Definition: The indefinite article is just the opposite of the definite article. In English, the indefinite articles are "a, an, some, any." They are "indefinite" because they do not refer to a particular thing as "the" does, but simply refer to an object or person in a non-specific way, that is, we do not specify exactly to which person or object we are referring to.

For example:

  • A white house on a green hill.
  • A cat ate the sardine
    * We are not specifying which cat ate the sardine, it could have been any cat.

Notes:

It is normal to use the indefinite article when we mention someone or something for the first time in our conversation or text.

For example:

  • I've finally got a good job.
  • We bought a new computer and it was cheap.
  • Would you like a drink?

"A" and "an" are also used to refer to a particular member of a group or class.

For example:

  • She is an English teacher.
  • He wants to be a dancer.
  • John is an Englishman.
  • Sherlock Holmes was playing a violin when the visitor arrived.
  • I was born on a Thursday.

We also use the indefinite article to talk about price / weight, speed.

For example:

  • This car does 240 km an hour.
  • It is 10 euros a kilo.

Certain numbers in English require the presence of an indefinite article.

For example:

  • A hundred, a thousand, a million, etc...
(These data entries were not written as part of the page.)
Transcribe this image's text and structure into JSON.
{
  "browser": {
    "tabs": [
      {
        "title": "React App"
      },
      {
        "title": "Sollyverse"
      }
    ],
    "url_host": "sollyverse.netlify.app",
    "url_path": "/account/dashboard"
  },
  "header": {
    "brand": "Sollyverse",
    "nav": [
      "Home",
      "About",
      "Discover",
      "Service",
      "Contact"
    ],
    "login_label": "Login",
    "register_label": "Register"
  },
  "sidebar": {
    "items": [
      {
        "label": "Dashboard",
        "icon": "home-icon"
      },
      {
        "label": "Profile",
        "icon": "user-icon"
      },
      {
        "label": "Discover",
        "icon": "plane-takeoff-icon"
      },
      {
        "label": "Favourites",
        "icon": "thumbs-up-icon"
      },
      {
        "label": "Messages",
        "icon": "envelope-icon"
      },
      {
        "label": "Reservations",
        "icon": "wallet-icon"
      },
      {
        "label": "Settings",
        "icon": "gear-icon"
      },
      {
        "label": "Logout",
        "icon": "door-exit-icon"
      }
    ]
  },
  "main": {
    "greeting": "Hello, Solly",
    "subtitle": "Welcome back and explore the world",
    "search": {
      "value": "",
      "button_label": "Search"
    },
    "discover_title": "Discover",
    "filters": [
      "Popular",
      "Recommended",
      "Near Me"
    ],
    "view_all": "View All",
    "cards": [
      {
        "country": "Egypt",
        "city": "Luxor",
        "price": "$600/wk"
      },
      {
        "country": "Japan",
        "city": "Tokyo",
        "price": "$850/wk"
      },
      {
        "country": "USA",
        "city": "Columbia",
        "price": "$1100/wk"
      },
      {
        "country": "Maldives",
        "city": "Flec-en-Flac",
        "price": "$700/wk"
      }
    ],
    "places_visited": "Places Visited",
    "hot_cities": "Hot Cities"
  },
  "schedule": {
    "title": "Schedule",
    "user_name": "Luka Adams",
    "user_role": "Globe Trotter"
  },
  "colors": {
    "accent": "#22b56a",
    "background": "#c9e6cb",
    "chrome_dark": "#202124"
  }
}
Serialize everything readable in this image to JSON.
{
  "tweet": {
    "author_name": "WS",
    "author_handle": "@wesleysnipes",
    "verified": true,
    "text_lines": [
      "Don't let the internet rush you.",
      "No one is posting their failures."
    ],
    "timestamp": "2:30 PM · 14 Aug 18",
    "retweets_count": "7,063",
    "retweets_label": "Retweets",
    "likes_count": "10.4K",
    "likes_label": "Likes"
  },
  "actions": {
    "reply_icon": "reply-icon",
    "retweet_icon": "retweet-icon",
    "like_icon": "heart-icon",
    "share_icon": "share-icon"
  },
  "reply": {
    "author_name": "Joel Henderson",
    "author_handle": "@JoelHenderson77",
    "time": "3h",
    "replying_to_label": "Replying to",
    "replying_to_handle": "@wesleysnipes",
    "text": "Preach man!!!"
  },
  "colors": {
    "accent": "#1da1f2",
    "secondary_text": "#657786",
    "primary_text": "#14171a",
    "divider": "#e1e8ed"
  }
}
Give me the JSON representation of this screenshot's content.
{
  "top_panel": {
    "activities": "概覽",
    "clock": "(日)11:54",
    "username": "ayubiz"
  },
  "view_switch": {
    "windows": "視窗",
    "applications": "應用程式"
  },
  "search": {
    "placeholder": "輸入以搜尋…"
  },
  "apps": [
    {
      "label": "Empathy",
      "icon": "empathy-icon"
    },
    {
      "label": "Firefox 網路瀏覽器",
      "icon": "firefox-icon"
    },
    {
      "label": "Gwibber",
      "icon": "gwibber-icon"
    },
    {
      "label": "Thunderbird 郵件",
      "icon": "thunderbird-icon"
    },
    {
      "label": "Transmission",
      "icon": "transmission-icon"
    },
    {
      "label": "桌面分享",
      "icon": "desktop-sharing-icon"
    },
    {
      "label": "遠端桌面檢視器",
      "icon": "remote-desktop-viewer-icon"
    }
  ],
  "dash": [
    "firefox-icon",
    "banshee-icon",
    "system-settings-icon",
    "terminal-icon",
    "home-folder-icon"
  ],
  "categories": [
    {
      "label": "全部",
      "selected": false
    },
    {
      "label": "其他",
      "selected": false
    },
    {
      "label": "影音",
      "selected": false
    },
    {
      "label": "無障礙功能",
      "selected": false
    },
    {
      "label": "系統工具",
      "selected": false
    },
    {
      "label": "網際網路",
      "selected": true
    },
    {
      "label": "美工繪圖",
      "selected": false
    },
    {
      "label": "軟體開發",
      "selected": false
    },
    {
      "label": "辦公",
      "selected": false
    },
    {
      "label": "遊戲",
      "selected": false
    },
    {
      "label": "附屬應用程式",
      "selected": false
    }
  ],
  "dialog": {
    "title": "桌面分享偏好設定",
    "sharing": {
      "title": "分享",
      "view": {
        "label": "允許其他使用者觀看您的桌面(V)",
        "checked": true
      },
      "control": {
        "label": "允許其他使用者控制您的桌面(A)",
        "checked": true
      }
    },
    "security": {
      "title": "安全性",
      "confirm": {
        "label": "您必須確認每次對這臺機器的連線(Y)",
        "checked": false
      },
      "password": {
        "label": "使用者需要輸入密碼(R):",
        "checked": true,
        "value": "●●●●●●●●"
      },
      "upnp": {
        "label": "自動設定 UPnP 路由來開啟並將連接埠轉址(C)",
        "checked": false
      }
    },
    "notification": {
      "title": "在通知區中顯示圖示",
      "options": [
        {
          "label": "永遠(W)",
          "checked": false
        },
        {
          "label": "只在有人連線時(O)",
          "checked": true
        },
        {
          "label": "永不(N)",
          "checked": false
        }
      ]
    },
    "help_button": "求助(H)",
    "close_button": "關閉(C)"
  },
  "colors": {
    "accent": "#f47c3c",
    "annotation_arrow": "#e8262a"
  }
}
With singular nouns, after the words "what" and "such"

For example:

  • What a day!
  • What a shame!
  • She's such a beautiful girl.

Meaning "one", referring to a single object or person

For example:

  • I'd like an orange and two lemons please.
  • The burglar took a diamond necklace and a valuable painting.

The choice between "a" and "an"
Depends on the initial sound of the adjective that immediately follows the article:

Use "a" with nouns starting with a consonant. On the other hand, we use "an" before nouns starting with a vowel.

For example:

  • an umbrella
  • a table
  • an elephant
  • a book

NOTE: If the next word begins with a consonant sound when we say it then we use a. If the next word begins with a vowel sound when we say it then we use an.

For example:

  • We say "university" with a "y" sound at the beginning as though it were spelt "youniversity".
    => a university
  • We say "hour" with a silent h as though it were spelt "our".